As many of the developers out there know Ruby on Rails has been getting a lot
of buzz. In fact
I was
initially pretty impressed myself with how productive it seemed to be. Once
I looked into it deeper it became clear to me that for a number of reasons it
wouldn’t work for me in it’s present form.
- ActiveRecord, the
ORM
portion of Rails is somewhat simplistic and limited as far as ORMs go. Don’t
get me wrong, for folks who have never used an ORM it ActiveRecord will be a
dramtic help for many small development projects. - I have no urge to learn another language right now. As cool as it looks,
Ruby is not something I am heading
for.
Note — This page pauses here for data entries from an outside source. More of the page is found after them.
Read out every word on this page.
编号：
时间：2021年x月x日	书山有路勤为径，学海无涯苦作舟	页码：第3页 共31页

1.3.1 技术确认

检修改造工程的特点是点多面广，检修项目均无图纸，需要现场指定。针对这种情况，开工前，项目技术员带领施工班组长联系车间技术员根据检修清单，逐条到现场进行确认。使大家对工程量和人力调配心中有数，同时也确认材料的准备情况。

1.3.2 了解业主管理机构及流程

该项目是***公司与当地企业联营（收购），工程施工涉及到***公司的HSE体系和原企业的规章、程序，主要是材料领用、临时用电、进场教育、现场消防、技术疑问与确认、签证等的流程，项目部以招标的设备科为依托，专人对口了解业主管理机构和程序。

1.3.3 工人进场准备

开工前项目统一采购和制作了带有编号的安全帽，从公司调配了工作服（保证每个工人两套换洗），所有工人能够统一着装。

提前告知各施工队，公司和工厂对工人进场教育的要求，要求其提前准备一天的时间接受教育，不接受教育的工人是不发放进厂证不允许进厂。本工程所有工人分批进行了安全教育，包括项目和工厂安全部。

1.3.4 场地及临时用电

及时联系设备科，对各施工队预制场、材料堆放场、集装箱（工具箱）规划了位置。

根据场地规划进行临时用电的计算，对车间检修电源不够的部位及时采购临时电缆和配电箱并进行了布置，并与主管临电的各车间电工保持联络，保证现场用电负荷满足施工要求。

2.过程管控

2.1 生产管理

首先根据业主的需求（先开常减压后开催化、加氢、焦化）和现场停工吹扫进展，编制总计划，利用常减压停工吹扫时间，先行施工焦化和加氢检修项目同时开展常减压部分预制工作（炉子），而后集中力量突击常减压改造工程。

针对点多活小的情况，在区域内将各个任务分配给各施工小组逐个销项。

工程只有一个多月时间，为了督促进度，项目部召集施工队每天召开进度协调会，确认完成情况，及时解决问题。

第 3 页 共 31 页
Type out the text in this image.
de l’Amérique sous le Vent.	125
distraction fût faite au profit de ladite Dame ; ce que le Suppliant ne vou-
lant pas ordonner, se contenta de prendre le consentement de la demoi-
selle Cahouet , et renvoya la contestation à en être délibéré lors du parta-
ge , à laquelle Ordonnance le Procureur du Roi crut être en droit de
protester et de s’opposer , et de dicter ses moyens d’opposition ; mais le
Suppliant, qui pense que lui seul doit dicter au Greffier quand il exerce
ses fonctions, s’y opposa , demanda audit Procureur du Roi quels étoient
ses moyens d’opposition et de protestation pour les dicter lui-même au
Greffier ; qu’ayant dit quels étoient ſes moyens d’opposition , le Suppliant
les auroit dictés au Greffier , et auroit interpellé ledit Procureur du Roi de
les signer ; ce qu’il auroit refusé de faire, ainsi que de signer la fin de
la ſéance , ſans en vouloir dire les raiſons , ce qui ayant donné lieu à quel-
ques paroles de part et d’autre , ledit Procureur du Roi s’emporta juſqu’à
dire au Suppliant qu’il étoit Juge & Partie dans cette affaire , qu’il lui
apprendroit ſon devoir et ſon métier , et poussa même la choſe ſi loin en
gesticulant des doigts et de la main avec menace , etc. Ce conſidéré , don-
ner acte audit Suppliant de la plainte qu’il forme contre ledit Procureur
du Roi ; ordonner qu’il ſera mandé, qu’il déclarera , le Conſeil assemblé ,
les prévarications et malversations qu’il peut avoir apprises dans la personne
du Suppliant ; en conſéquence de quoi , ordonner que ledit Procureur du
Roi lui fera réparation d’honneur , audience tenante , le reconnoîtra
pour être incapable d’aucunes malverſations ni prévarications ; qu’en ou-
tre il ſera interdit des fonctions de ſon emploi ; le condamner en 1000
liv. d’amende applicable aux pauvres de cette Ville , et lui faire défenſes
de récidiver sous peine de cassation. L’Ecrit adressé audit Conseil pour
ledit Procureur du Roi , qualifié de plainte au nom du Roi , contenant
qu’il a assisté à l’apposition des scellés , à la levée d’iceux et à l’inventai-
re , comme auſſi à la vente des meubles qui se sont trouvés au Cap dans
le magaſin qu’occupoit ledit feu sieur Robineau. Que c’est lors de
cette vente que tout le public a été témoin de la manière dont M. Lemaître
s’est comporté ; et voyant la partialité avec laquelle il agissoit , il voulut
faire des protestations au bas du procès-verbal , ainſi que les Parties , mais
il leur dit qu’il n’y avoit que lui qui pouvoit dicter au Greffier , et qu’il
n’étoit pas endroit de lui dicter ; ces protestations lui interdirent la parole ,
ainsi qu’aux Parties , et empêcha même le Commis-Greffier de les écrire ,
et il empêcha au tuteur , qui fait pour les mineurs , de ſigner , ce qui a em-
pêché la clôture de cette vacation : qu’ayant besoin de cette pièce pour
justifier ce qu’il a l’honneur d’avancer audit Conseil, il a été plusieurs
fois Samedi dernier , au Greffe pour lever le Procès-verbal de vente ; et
I have C# for the big stuff and
PHP for the little stuff. For now, that’s
all I need though if anything is vulnerable its PHP. - The Rails mailing list is full of people having problems with Rails in
production. Memory leaks, fragility in the configuration of the machine,
session conflicts and so on. While some people are suing Rails in large
scale public facing systems it seems like a big job to keep it running. - There is a lot of kool-aid to be had in the Rails camp. Many questions
about why Rails does what it does the way it does it are met with insults
and "clearly you don’t ‘get it’" stuff. Not what I need from a development
environment. Then you get to wade through all the hype about how they feel
like they have invented magic fish or something. - I can’t yet imagine swapping the huge support for .NET (msdn,
all the documentation, the corporate support and so on) to go to the small
Rails community. Microsoft has huge resources, Rails has effectively none. - Rails is a small framework for developing certain types of web
applications. it is not a platform. Similar frameworks are and can be built
on top of .NET.
In effect what Rails has done is important, but more in what it has shown as
methods than as an inherently superior framework. Rails has given the developer
of small websites a simple way to get specific things:
- A trivial way to create
CRUD pages for
simple databases. (create, read, update, delete) - A simple template language.
- A simple ORM.
So now you can just fire it up and get the most important pieces of the
enterprise style frameworks with very little effort. This is good. It will
introduce lots of people who were without those things to them and how they can
help. However it is worth remembering that in all these areas Rails is dependant
ont he fact that they have simplified the problem space so dramatically that it
isn’t really applicable in a more general use.
Rails is a great tool if you have to whip something out fast that happens to
fit it’s problem space well. It is probably a nice competitor to certain
situations I might use PHP in. But a Java or .NET killer? Nope.